After tabling a much awaited financial sustainability report last month, Saint John council has decided to accept the three-part action plan.
Tensions were still high around the horseshoe, with many councillors feeling the document doesn’t offer enough concrete help to dig the city out of a financial hole.
The report was passed with a number of reservations and conditions, with many skeptical that the plan will actually work.
Many others say they simply want to move on.
City Manager John Collin says the city is better off with an endorsed report, than without it entirely, but urges that those reservations continue to be voiced in order to make the plan better.
Mayor Don Darling says the work will be hard, but the city is ready to start making big changes.
“With the endorsement of this plan tonight we have a big challenge ahead of us.
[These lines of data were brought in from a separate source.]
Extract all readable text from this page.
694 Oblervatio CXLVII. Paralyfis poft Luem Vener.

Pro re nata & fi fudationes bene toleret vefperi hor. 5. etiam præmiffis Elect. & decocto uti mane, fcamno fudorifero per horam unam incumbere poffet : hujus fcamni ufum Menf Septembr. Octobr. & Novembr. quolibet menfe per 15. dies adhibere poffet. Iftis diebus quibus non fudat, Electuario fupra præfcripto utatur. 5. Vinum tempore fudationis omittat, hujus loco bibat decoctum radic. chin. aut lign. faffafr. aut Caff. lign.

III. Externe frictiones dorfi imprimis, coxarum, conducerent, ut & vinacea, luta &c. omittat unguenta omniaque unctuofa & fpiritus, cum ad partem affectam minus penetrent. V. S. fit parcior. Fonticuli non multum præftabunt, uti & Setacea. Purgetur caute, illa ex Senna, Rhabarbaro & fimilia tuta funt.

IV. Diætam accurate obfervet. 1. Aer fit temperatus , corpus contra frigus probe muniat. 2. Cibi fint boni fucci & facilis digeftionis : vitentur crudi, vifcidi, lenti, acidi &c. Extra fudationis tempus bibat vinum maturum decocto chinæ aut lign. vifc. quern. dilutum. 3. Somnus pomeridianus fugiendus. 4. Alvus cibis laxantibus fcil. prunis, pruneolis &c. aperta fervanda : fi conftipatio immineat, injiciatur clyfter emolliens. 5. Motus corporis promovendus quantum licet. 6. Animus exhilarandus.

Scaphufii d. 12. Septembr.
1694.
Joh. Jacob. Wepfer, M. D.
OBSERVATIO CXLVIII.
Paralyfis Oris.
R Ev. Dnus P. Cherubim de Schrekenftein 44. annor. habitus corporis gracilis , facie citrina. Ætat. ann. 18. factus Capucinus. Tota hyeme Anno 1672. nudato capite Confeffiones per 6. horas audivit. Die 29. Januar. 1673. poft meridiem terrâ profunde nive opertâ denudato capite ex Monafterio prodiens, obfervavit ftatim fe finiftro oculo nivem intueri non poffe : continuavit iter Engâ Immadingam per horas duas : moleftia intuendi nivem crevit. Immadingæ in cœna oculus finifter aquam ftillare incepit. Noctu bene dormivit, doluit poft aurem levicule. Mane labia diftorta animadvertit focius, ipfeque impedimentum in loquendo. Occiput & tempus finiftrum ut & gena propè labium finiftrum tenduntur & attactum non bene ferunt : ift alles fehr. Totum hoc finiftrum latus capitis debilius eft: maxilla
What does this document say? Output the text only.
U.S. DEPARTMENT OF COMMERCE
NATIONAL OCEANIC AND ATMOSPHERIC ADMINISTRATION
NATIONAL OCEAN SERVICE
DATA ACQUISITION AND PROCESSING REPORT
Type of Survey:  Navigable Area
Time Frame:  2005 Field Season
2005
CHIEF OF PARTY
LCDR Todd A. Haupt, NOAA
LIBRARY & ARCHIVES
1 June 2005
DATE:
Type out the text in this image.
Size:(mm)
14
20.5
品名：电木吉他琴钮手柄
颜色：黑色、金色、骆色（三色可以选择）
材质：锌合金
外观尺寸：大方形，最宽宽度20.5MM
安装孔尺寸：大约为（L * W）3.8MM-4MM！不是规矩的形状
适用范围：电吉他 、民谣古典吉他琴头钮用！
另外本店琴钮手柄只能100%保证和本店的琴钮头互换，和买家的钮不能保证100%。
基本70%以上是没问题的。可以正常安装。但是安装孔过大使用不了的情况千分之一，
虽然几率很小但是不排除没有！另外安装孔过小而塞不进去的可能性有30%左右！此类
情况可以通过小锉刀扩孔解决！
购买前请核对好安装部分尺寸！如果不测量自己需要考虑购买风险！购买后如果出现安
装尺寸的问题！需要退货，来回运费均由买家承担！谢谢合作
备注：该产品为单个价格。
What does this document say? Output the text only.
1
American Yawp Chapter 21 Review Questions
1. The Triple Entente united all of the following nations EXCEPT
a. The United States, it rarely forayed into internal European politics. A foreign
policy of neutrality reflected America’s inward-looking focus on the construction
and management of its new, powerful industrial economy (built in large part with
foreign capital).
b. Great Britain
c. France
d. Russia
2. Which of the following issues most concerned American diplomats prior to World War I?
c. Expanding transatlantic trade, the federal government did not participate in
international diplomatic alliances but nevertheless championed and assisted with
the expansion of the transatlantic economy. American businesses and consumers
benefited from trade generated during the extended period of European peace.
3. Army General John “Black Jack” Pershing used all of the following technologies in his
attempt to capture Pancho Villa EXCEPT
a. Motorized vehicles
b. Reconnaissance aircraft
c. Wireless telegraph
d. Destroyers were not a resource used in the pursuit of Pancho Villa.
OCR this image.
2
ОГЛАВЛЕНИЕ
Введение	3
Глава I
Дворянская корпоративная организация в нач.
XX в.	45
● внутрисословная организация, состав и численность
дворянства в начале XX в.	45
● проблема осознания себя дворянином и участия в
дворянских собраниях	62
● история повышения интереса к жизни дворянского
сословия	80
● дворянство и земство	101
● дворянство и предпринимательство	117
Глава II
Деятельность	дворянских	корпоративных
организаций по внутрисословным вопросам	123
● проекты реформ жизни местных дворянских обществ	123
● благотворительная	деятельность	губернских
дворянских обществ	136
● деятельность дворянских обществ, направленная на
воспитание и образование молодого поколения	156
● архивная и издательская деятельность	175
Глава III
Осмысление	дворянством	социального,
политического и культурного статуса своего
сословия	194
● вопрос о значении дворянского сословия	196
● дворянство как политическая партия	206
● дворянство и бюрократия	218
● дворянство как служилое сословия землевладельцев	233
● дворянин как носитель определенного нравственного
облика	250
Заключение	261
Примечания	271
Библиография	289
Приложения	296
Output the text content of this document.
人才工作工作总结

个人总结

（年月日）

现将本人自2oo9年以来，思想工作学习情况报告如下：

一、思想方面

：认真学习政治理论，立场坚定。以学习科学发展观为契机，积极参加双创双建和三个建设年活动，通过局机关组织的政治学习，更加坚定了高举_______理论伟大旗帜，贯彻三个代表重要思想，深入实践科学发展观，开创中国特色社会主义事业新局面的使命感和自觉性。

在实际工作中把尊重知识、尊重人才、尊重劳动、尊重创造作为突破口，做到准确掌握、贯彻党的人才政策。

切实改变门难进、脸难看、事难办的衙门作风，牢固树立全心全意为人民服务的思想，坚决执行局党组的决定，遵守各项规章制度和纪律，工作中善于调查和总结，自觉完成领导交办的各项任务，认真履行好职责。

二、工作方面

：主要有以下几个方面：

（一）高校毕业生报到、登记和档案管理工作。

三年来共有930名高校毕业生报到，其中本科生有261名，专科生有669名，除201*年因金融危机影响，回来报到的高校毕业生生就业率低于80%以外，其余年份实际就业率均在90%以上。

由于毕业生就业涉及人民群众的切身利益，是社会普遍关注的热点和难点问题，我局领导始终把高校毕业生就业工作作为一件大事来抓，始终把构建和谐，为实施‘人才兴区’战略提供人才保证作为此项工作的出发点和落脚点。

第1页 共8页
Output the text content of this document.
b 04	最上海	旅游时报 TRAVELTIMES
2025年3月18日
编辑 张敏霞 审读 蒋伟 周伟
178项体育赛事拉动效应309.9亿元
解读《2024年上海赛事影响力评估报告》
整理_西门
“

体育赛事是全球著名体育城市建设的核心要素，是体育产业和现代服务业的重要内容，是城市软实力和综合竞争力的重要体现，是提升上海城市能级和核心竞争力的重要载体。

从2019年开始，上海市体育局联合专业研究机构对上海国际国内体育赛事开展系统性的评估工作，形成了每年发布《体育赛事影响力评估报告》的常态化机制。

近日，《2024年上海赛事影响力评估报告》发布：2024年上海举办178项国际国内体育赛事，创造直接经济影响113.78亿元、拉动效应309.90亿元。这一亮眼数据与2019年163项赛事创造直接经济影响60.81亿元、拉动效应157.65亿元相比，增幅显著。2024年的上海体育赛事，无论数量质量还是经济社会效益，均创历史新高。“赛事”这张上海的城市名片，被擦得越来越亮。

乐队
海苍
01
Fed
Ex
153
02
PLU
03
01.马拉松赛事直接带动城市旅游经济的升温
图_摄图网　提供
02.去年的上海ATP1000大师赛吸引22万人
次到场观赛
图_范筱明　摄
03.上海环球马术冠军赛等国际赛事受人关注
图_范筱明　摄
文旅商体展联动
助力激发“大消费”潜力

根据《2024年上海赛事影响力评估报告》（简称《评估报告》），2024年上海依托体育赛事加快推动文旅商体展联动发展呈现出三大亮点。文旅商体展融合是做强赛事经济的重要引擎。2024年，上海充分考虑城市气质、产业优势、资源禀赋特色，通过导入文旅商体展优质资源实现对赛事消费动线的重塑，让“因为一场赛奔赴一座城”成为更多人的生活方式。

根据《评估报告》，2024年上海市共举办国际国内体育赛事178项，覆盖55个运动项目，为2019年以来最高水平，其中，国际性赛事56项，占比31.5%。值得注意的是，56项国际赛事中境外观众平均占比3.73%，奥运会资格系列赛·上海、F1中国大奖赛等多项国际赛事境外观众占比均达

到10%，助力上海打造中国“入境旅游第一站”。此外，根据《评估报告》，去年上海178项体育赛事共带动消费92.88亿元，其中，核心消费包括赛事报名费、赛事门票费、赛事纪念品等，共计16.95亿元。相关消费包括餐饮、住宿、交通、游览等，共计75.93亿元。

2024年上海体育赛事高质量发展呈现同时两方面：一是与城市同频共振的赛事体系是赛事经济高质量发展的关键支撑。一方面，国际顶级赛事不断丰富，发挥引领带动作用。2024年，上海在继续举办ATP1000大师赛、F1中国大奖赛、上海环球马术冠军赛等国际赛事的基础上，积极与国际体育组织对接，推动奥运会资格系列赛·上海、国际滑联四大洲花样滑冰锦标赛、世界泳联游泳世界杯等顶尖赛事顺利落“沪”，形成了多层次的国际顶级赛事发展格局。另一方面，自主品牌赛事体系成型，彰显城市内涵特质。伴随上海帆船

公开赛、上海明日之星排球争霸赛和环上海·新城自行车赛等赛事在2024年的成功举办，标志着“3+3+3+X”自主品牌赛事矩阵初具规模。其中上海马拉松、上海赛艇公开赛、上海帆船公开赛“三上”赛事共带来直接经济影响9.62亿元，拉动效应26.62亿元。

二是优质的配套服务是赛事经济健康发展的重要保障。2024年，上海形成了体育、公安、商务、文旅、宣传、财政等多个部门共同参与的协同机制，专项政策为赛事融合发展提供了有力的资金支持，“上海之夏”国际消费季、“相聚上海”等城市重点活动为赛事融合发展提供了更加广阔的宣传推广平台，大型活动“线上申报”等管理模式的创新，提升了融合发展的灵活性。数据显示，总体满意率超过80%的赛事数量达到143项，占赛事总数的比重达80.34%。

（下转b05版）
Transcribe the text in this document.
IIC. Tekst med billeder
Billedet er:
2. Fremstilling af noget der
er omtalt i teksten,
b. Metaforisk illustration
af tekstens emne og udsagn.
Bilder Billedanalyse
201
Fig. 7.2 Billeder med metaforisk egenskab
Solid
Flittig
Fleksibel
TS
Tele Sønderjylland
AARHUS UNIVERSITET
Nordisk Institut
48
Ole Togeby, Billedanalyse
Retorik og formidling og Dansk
We are going to have big impacts to the community in Saint John, but we’re going to roll our sleeves up, we’re going to get at the deficit, and we’re going to wrestle that beast to the ground,” he said in an interview.
Darling says he wishes the document was more action driven offered more concrete help, and more detailed time lines.
“We set out to meet a goal, this report didn’t meet it,” he said.
Last week, members of council, several MLA’s and Premier Blaine Higgs, met to discuss the report, and what changes could be made to get everyone on the same page.
Both Darling and Local Government Minister Jeff Carr agree the meeting was productive.
Carr says a number of changes were made to the document, including stronger wording and tighter timelines.
But, he says the reservations around the report are fair.
“People are cynical of government at all levels. People are nervous that governments at all levels will never follow through with what they say. All I can say is we’ve been working at this and we’re ready to continue working and we’ll do the best we can,” he told reporters.
Carr calls the decision a good day, and says the province has already started to get to work implementing the 20 action items.
“We have the regional task force in place, we’re tweaked that. We’ve wrote some initial charter motions… on each action item that the province is committed to putting forward,” he said.
“This is a major undertaking. This is serious, and I don’t disagree with the councillors in saying that this is serious, and we’re at the table with them and will continue to be.”
An updated copy of Sustaining Saint John: A Three Part Plan can be found online.